There is no thorough expression of the desire of the child in the record before us. He is now eleven years old. There is an indication in the record that during a subsequent hearing concerning visitation the child expressed a wish to be with his father. This, of course, cannot be dis-positive, but the child’s desire is a relevant factor to be considered by the trial judge. Cf. Smith v. Smith, Ky., 429 S.W.2d 387.
In Borjesson v. Borjesson, Ky., 437 S.W.2d 191, the finding of the trial judge awarding custody of a child to the mother was found to be clearly erroneous. There the evidence was overwhelming that at the time of the determination it was to the child’s best interest to be in his father’s custody. In view of the fact, however, that the child had actually been with his mother for an extended time during the pendency of the appeal, we were able to direct the trial court to make a redetermination of the matter of custody in the light of present conditions. We are not able to direct such disposition here since we cannot characterize the factual findings as clearly erroneous nor the trial judge’s decision as an abuse of discretion.
Nevertheless, the trial judge retains a continuing supervision over this situation, and in the event Nelson desires to seek a re-determination of custody, he is free to do so. In that event, the relevant considerations would include Alice’s demonstration of fitness or lack of it since the entry of judgment, the desires and progress of the child, together with all of the other innumerable factors which enter into a determination of custody. Such determination must be made by the trial judge.
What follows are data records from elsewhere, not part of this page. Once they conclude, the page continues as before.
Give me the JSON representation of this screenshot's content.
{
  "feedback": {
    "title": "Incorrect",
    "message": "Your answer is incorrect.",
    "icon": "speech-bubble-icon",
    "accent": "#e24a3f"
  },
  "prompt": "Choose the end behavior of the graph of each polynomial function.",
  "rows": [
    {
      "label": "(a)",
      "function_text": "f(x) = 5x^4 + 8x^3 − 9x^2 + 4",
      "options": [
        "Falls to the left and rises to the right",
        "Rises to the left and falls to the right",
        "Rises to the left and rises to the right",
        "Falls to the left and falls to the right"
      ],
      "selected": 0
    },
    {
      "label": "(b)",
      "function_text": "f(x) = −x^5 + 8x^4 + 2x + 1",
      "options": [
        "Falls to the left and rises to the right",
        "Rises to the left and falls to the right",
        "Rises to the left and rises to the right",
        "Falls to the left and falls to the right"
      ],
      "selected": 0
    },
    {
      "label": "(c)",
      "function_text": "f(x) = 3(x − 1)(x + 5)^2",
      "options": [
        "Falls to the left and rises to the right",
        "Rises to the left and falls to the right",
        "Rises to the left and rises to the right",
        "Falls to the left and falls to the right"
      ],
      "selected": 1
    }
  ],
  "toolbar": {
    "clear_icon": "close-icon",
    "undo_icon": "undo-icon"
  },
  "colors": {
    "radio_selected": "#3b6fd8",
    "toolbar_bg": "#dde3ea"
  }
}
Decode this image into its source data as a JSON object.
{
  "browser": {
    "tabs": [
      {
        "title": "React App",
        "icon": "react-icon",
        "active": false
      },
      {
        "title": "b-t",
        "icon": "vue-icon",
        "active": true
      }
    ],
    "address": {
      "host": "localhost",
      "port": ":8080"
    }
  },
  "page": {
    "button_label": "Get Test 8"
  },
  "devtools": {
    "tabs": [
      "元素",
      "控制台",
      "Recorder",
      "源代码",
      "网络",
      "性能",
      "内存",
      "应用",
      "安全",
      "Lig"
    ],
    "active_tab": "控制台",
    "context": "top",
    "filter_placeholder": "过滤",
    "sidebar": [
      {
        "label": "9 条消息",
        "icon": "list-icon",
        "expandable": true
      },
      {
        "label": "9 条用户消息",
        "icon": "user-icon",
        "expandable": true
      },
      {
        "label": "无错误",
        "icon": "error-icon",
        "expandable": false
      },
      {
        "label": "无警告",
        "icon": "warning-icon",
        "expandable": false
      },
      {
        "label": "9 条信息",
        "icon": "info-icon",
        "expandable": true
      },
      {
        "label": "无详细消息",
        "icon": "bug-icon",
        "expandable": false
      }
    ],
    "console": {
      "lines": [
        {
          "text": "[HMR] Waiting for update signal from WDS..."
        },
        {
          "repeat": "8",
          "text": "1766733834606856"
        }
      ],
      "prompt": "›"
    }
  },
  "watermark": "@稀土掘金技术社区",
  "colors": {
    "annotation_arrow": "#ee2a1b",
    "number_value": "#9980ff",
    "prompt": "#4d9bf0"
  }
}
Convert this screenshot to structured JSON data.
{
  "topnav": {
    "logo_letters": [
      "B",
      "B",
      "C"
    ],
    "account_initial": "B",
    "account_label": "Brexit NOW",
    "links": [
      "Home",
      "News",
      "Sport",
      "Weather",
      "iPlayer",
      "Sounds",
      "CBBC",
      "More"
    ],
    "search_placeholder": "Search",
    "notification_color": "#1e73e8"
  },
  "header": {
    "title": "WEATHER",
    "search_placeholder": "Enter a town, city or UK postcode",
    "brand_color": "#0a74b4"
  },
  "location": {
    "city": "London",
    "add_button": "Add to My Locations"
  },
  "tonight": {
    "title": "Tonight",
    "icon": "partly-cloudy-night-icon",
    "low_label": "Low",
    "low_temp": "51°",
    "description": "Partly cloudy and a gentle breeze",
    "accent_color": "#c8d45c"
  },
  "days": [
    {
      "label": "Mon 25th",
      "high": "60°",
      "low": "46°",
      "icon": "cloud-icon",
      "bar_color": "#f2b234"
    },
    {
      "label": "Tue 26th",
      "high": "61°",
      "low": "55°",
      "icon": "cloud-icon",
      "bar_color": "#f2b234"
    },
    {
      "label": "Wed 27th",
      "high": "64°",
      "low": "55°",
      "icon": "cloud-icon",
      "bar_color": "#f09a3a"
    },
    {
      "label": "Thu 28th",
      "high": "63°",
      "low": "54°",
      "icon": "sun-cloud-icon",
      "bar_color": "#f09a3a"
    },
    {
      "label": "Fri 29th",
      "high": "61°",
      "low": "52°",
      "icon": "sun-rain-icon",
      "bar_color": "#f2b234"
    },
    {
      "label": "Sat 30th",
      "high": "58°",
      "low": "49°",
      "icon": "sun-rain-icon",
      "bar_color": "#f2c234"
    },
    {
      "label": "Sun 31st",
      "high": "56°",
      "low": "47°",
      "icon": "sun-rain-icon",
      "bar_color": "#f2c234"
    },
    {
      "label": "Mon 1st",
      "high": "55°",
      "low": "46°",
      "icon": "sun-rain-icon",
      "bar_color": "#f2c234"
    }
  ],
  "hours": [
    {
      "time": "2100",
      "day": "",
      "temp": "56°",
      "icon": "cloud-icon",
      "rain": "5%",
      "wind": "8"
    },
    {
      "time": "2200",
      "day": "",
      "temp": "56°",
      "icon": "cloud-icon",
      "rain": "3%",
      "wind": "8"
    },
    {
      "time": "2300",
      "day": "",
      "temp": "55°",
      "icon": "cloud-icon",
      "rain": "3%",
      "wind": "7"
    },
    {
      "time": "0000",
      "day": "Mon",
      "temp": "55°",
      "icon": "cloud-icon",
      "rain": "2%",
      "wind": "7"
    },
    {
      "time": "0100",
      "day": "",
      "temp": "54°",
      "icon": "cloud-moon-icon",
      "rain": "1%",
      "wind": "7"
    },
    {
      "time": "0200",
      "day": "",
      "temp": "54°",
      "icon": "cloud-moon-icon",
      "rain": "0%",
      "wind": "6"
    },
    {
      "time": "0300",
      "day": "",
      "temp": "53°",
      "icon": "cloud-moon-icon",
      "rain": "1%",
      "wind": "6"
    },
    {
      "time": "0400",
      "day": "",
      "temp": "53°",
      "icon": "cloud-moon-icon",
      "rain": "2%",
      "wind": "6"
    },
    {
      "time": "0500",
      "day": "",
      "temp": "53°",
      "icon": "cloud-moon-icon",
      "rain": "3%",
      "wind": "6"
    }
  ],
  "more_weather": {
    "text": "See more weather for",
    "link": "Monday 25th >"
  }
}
As in Watson v. Watson, Ky., 434 S.W.2d 33, which demonstrates some common factual similarities to the instant case, we acknowledge this to be a difficult case. Our determination on this appeal is that we are unable to find the judgment appealed *578from erroneous. This is without prejudice to a redetermination of the matter based upon subsequently developed conditions if such redetermination is properly sought.
The judgment is affirmed.
All concur, except MONTGOMERY, C. J., who dissents.